In a dissenting opinion, Chief Justice Frost agreed that the trial court’s decision ought to be reversed and remanded, but disagreed that the evidence before the trial court (which included not only the exhibits to the bank’s motion but other evidence on file) was insufficient to establish current ownership. Justice Frost stated that she would reverse the summary judgment because Siu’s affidavit failed to state that, in calculating the amount due and owing, all just and lawful offsets, payments and credits had been allowed.

Alice M. Wood, et al. v. HSBC Bank USA, No. 14-13-00389-CV (Tex. App.—Houston [14th Dist.] July 31, 2014)
A Texas home equity lien originated in violation of the home-equity lending provisions found in Tex. Const. art. XVI, section 50(a)(6) is voidable, not void; therefore, the residual statute of limitations under Tex. Civ. Prac.& Rem. Code § 16.051 bars claims for forfeiture of principal and interest under § 50(a)(6) as well as claims for monetary relief, where those claims are brought for the first time more than four years after the date of origination.

Alice and Daniel Wood obtained a home equity loan from Fremont Investment & Loan in July 2004, secured by a first lien on their homestead. In March 2012, the Woods sent HSBC Bank, the current holder of the lien, a “Notice of Request to Cure,” in which they alleged that the lien was originated in violation of Tex. Const. art. XVI, section 50(a)(6), and demanded that HSBC cure the alleged violations. HSBC did not respond.

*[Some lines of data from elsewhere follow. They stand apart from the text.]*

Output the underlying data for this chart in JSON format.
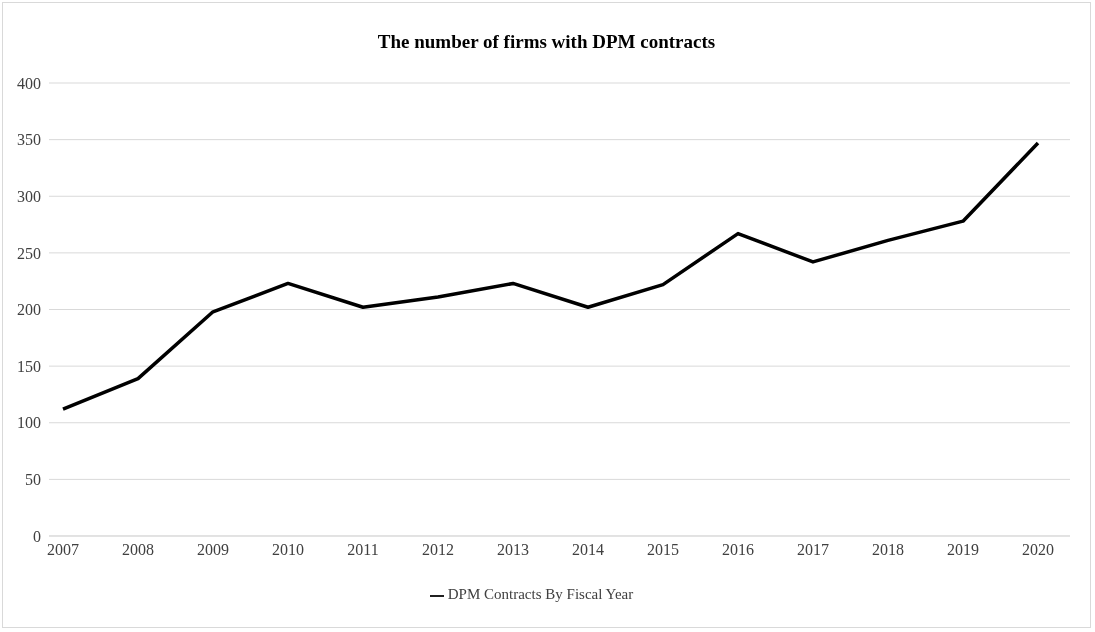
{
  "chart_data": {
    "type": "line",
    "title": "The number of firms with DPM contracts",
    "categories": [
      "2007",
      "2008",
      "2009",
      "2010",
      "2011",
      "2012",
      "2013",
      "2014",
      "2015",
      "2016",
      "2017",
      "2018",
      "2019",
      "2020"
    ],
    "series": [
      {
        "name": "DPM Contracts By Fiscal Year",
        "color": "#000000",
        "values": [
          112,
          139,
          198,
          223,
          202,
          211,
          223,
          202,
          222,
          267,
          242,
          261,
          278,
          347
        ]
      }
    ],
    "ylim": [
      0,
      400
    ],
    "yticks": [
      0,
      50,
      100,
      150,
      200,
      250,
      300,
      350,
      400
    ],
    "grid": "y",
    "legend": "bottom",
    "marker": "none",
    "line_style": "solid"
  }
}
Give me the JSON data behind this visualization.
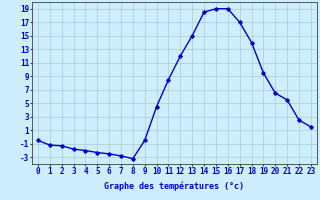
{
  "hours": [
    0,
    1,
    2,
    3,
    4,
    5,
    6,
    7,
    8,
    9,
    10,
    11,
    12,
    13,
    14,
    15,
    16,
    17,
    18,
    19,
    20,
    21,
    22,
    23
  ],
  "temperatures": [
    -0.5,
    -1.2,
    -1.3,
    -1.8,
    -2.0,
    -2.3,
    -2.5,
    -2.8,
    -3.2,
    -0.5,
    4.5,
    8.5,
    12.0,
    15.0,
    18.5,
    19.0,
    19.0,
    17.0,
    14.0,
    9.5,
    6.5,
    5.5,
    2.5,
    1.5
  ],
  "line_color": "#0000cc",
  "marker": "D",
  "marker_size": 1.8,
  "bg_color": "#cceeff",
  "grid_color": "#aacccc",
  "ylabel_ticks": [
    -3,
    -1,
    1,
    3,
    5,
    7,
    9,
    11,
    13,
    15,
    17,
    19
  ],
  "ylim": [
    -4,
    20
  ],
  "xlim": [
    -0.5,
    23.5
  ],
  "xlabel": "Graphe des températures (°c)",
  "xlabel_fontsize": 6,
  "tick_fontsize": 5.5,
  "line_width": 1.0
}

In July 2012, the Woods filed suit against HSBC, its loan servicer Ocwen Loan Servicing L.L.C. (“Ocwen”), and others, seeking forfeiture of principal and interest for constitutional violations; damages for breach of contract and fraud; and a declaratory judgment that the lien was void, that HSBC had failed to cure the alleged defects, and that HSBC must forfeit all principal and interest. HSBC and Ocwen moved for summary judgment, arguing that the Woods’ claims were barred by limitations. The trial court granted summary judgment, and the Woods appealed.

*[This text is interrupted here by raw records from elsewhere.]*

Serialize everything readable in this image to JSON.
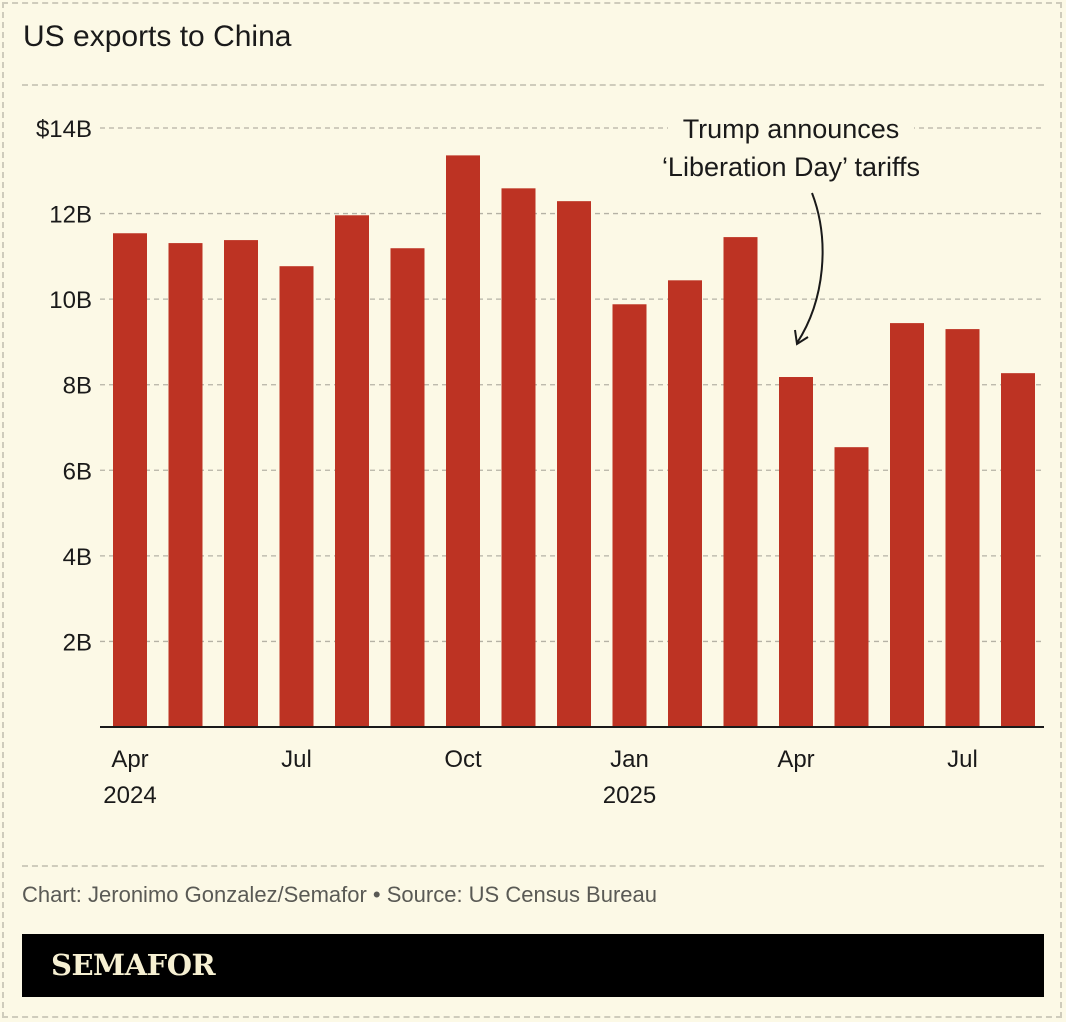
{
  "title": "US exports to China",
  "source": "Chart: Jeronimo Gonzalez/Semafor • Source: US Census Bureau",
  "logo": "SEMAFOR",
  "colors": {
    "bar": "#bd3323",
    "background": "#fcf9e6",
    "grid": "#b5b2a5"
  },
  "chart_data": {
    "type": "bar",
    "title": "US exports to China",
    "categories": [
      "Apr 2024",
      "May 2024",
      "Jun 2024",
      "Jul 2024",
      "Aug 2024",
      "Sep 2024",
      "Oct 2024",
      "Nov 2024",
      "Dec 2024",
      "Jan 2025",
      "Feb 2025",
      "Mar 2025",
      "Apr 2025",
      "May 2025",
      "Jun 2025",
      "Jul 2025",
      "Aug 2025"
    ],
    "values": [
      11.54,
      11.31,
      11.38,
      10.77,
      11.96,
      11.19,
      13.36,
      12.59,
      12.29,
      9.88,
      10.44,
      11.45,
      8.18,
      6.54,
      9.44,
      9.3,
      8.27
    ],
    "unit": "billion USD",
    "ylim": [
      0,
      14
    ],
    "yticks": [
      2,
      4,
      6,
      8,
      10,
      12,
      14
    ],
    "ytick_labels": [
      "2B",
      "4B",
      "6B",
      "8B",
      "10B",
      "12B",
      "$14B"
    ],
    "xticks": [
      {
        "index": 0,
        "label": "Apr",
        "year": "2024"
      },
      {
        "index": 3,
        "label": "Jul",
        "year": ""
      },
      {
        "index": 6,
        "label": "Oct",
        "year": ""
      },
      {
        "index": 9,
        "label": "Jan",
        "year": "2025"
      },
      {
        "index": 12,
        "label": "Apr",
        "year": ""
      },
      {
        "index": 15,
        "label": "Jul",
        "year": ""
      }
    ],
    "grid": true,
    "annotation": {
      "lines": [
        "Trump announces",
        "‘Liberation Day’ tariffs"
      ],
      "target_index": 12
    }
  }
}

The Court of Appeals affirmed. First, the court held that the constitutional defects rendered the lien voidable, not void. The court reasoned that, because a void act is null from the outset and may not be made valid by subsequent action, whereas a voidable act is binding until disaffirmed, and may be made valid by failure to have it annulled within the proper time or through ratification, and Article XVI, § 50(a)(6)(Q)of the Texas Constitution specifically provides for a cure, the constitutional defects in the origination of a home equity lien are properly characterized as voidable, rather than void. Second, the court held that, consistent with prior state and federal decisions, the four year residual statute of limitations under Tex. Civ. Prac. & Rem. Code § 16.051 applied to the alleged constitutional defects. Third, the court held that the legal injury for a constitutionally defective home equity lien occurs on the date the transaction closes, and the right to seek either forfeiture or monetary relief accrues on that date. The court rejected the Woods’ argument that the demand for a cure was a condition precedent to bringing their claims for monetary relief and held that limitations barred all of the Woods’ claims from July 2008 onward.